- Born: September 17, 1921 New York, USA
- Died: August 26, 2021 (aged 99)
- Other names: Marion Annette Armstrong
- Occupations: Office of Strategic Services (OSS), CIA
- Known for: First woman employed in the Map Division’s Cartography Section of the CIA
- Spouse: Henry Frieswyk

= Marion A. Frieswyk =

US intelligence cartographer (1921–2021)

Marion A. Frieswyk (1921 - 2021) was the first female intelligence cartographer for the Map Division's Cartography Section of the CIA and former member of the Office of Strategic Services. She played a key role in creating cartographic resources for strategic military operations during World War 2. Her work helped to advance mapping as a field and the quality of map production and creation.

== Biography ==
Frieskwyk (maiden name unknown) grew up in upstate New York. Her family owned a pea farm, which they lost during the Great Depression. Her mother worked as a cook. Instead of going to a finishing school, she completed a degree in 1942 at Potsdam State Teachers College with the goal of becoming an elementary teacher. When the United States began mobilizing during World War II, she applied to a summer graduate school course at Clark University, which trained civilian geographers for war-service jobs.

== Career ==
Frieswyk was offered a job in the Office of Strategic Services (OSS) by Arthur H. Robinson, who was a well-known geographer of the time. When she was recruited, Frieswyk was 21 years old and still a graduate student at Clarks University. Her primary role was to organize intelligence information collected by field agents and produce both 2D and 3D topographic maps. She created maps that were used in the planning for the invasion of Italy, and throughout World War 2 for strategic decision making by the Joint Chiefs of Staff. She is credited for contributing in the development of a unique system of map production that improved map quality and production efficiency.

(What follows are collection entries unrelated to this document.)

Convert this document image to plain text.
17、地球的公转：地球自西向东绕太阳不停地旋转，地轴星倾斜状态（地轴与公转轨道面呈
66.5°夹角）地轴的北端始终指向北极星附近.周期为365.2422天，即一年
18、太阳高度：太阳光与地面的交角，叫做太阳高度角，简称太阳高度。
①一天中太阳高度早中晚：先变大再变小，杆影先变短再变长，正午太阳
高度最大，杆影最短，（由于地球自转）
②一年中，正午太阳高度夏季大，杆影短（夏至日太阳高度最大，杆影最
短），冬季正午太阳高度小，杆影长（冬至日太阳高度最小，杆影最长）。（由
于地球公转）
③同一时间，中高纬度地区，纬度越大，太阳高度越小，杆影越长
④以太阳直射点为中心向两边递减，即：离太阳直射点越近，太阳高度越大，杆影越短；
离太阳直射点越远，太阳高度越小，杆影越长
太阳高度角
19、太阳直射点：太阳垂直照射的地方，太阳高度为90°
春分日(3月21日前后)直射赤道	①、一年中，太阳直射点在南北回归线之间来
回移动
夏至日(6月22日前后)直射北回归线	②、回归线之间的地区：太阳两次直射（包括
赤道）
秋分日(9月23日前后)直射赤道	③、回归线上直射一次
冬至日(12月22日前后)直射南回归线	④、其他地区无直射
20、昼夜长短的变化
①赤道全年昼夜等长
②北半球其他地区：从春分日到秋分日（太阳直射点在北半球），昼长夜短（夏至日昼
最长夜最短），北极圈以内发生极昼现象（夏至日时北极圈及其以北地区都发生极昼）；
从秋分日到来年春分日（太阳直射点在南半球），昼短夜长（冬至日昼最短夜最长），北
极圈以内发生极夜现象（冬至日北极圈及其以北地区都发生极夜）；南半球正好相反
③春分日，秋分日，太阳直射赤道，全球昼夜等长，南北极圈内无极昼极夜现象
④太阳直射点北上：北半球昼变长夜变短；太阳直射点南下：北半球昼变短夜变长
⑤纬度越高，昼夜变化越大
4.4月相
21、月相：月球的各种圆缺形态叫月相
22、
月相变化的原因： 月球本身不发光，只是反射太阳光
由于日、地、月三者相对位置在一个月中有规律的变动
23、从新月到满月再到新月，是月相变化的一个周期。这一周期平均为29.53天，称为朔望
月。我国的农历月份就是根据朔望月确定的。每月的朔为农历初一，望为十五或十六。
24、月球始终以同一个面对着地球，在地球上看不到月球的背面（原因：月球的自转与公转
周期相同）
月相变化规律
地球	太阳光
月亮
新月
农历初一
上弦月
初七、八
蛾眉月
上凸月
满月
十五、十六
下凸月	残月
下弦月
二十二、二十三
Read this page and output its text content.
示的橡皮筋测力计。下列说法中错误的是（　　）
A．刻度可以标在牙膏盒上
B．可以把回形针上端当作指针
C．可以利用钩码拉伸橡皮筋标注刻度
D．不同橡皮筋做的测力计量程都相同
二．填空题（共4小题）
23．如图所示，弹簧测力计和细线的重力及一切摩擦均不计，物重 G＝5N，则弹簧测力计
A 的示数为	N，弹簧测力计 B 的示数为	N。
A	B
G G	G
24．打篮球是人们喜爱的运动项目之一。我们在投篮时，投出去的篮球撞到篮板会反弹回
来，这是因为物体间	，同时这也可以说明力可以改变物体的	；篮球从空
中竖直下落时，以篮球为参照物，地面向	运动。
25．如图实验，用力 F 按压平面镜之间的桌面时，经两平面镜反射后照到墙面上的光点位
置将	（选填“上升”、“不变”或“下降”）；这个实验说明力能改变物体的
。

After the OSS was discontinued in 1945, the CIA was formed. Frieswyk stayed on and was employed as the first female in the Map Division's Cartography Section of the CIA. She worked for the CIA until 1958.

When the OSS was awarded the Congressional Gold Medal in 2016, Frieswyk was one of the 20 OSS veterans who attended in a ceremony in Washington D.C.

== Personal life ==
Marion Frieswyk was married to Henry Frieswyk. He was a co-worker and another graduate student from Clark University. After her retirement in the 1950s, her husband continued to work for the CIA and became the head of its cartography division. He retired in 1980.